Rural Solar Water Pumping Project

Solar Energy Powers Water Pumps In Rural Nepalese Town

Gorkha is a village in Nepal located about halfway between Kathmandu and Pokhara. The village of around 1500 households was hit particularly hard by the earthquake in 2014. The source for the Gorkha water supply is located at the base of the valley approximately 8 km away. Currently, they have (2) 52 HP pumps that are grid connected to pump the water uphill to the town’s main water distribution center.

Before the earthquake, many households used well water for washing clothes and bathing. Those who did not have a well on their property used the town water supply for bathing and washing. At this time, the water supply was sufficient to provide for the town. After the earthquake, the groundwater level dropped and most of the wells ran dry. The villagers began using the water supply for all of their needs and the supply was no longer sufficient.

The town now requires approximately 900,000 liters of water per day. About 600,000 liters are utilized by the restaurants, hotels, and businesses in town. The remaining 300,000 liters are needed for the villagers which come out to 250 liters per day for the typical household.

The Problem - Fossil Fuels Can't Provide

The town is only getting about 700,000 liters per day and sometimes often much less. Many times throughout the day there is no water available. The current pumping system relies solely on one single 52 HP pump. The other pump is a backup in case the first fails and the transformer does not provide enough power to run both pumps simultaneously even if they wanted to. Furthermore, Gorkha experiences frequent power outages throughout the day when the pumps become inactive.

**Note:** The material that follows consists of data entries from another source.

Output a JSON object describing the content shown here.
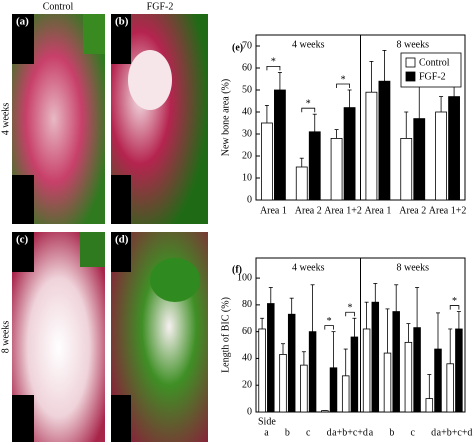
{
  "figure": {
    "column_labels": [
      "Control",
      "FGF-2"
    ],
    "row_labels": [
      "4 weeks",
      "8 weeks"
    ],
    "panel_labels": [
      "(a)",
      "(b)",
      "(c)",
      "(d)"
    ]
  },
  "chart_data": [
    {
      "type": "bar",
      "label": "(e)",
      "ylabel": "New bone area (%)",
      "categories": [
        "Area 1",
        "Area 2",
        "Area 1+2"
      ],
      "series": [
        {
          "name": "Control",
          "color": "#ffffff"
        },
        {
          "name": "FGF-2",
          "color": "#000000"
        }
      ],
      "legend": "upper right",
      "ylim": [
        0,
        75
      ],
      "yticks": [
        0,
        10,
        20,
        30,
        40,
        50,
        60,
        70
      ],
      "facets": [
        {
          "title": "4 weeks",
          "values": [
            [
              35,
              15,
              28
            ],
            [
              50,
              31,
              42
            ]
          ],
          "errors": [
            [
              8,
              4,
              4
            ],
            [
              8,
              8,
              8
            ]
          ],
          "significance": [
            "*",
            "*",
            "*"
          ]
        },
        {
          "title": "8 weeks",
          "values": [
            [
              49,
              28,
              40
            ],
            [
              54,
              37,
              47
            ]
          ],
          "errors": [
            [
              14,
              12,
              7
            ],
            [
              14,
              15,
              14
            ]
          ],
          "significance": [
            null,
            null,
            null
          ]
        }
      ]
    },
    {
      "type": "bar",
      "label": "(f)",
      "ylabel": "Length of BIC (%)",
      "xlabel": "Side",
      "categories": [
        "a",
        "b",
        "c",
        "d",
        "a+b+c+d"
      ],
      "colors": [
        "#ffffff",
        "#000000"
      ],
      "ylim": [
        0,
        115
      ],
      "yticks": [
        0,
        20,
        40,
        60,
        80,
        100
      ],
      "facets": [
        {
          "title": "4 weeks",
          "values": [
            [
              62,
              43,
              35,
              1,
              27
            ],
            [
              81,
              73,
              60,
              33,
              56
            ]
          ],
          "errors": [
            [
              8,
              8,
              10,
              0,
              20
            ],
            [
              12,
              12,
              35,
              27,
              14
            ]
          ],
          "significance": [
            null,
            null,
            null,
            "*",
            "*"
          ]
        },
        {
          "title": "8 weeks",
          "values": [
            [
              62,
              44,
              52,
              10,
              36
            ],
            [
              82,
              75,
              63,
              47,
              62
            ]
          ],
          "errors": [
            [
              20,
              33,
              14,
              18,
              26
            ],
            [
              14,
              20,
              30,
              27,
              13
            ]
          ],
          "significance": [
            null,
            null,
            null,
            null,
            "*"
          ]
        }
      ]
    }
  ]
}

I spoke with several local residents including Tej Kumar Rai. He said that usually, they have access to water from the tap for three days and then the water is not available for several days. Sometimes, the water is out for over a week. When this occurs they need to make several trips each day and haul water for their washing and bathing needs. He also mentioned that the residents do not drink the water from the tap. Although there are several filters in place for the water supply the villagers were told it was not suitable for drinking. There are several local taps that are protected water supplies that they use for drinking water consumption.

The Solution - Solar Powered Pumping Stations

3 solar arrays will be installed at three locations to reliably pump water from the source all the way to the main water distribution center. Each solar array will be 25 kW paired with one 25 HP pump. Under normal conditions, the solar should be able to pump 200,000 liters per day. This should be enough extra water to prevent future shortages. A solar water pumping system of this size has never been tried before in Nepal. The project is being financed through an Asian Development Bank loan and administered by the Nepal Water and Sanitation Authority.

Our partner Sunbridge Solar Nepal has been awarded the project through a public bidding process. The project is anticipated to be completed by June 2017 before the heaviest rains of the monsoons begin.

Construction - 75,000 Watts Of Solar Power

A hybrid roof/ground mount will be constructed. The racking system is all fabricated and welded on site. The submersible pump runs on 380V AC power. The pump controller unit takes an input of around 700V DC from the solar array.

Impressions - A Job Well Done

The Sunbridge Solar Nepal crew and its subcontractors are extremely knowledgeable and capable. I was surprised to see how much fabrication and welding is done on site to construct the racking system. In Nepal, all construction happens on a very tight budget and pre-fabricated racking systems are not used. I believe there are some changes in the design to the racking that can be made to construct the system more quickly with less welding required.

Typically, installed costs in Nepal for a public bid project can range between $1.2/W-$2.5/W installed, much lower than in the US. The cost reduction can be realized by using less expensive modules and inverters and fabricating all racking on site.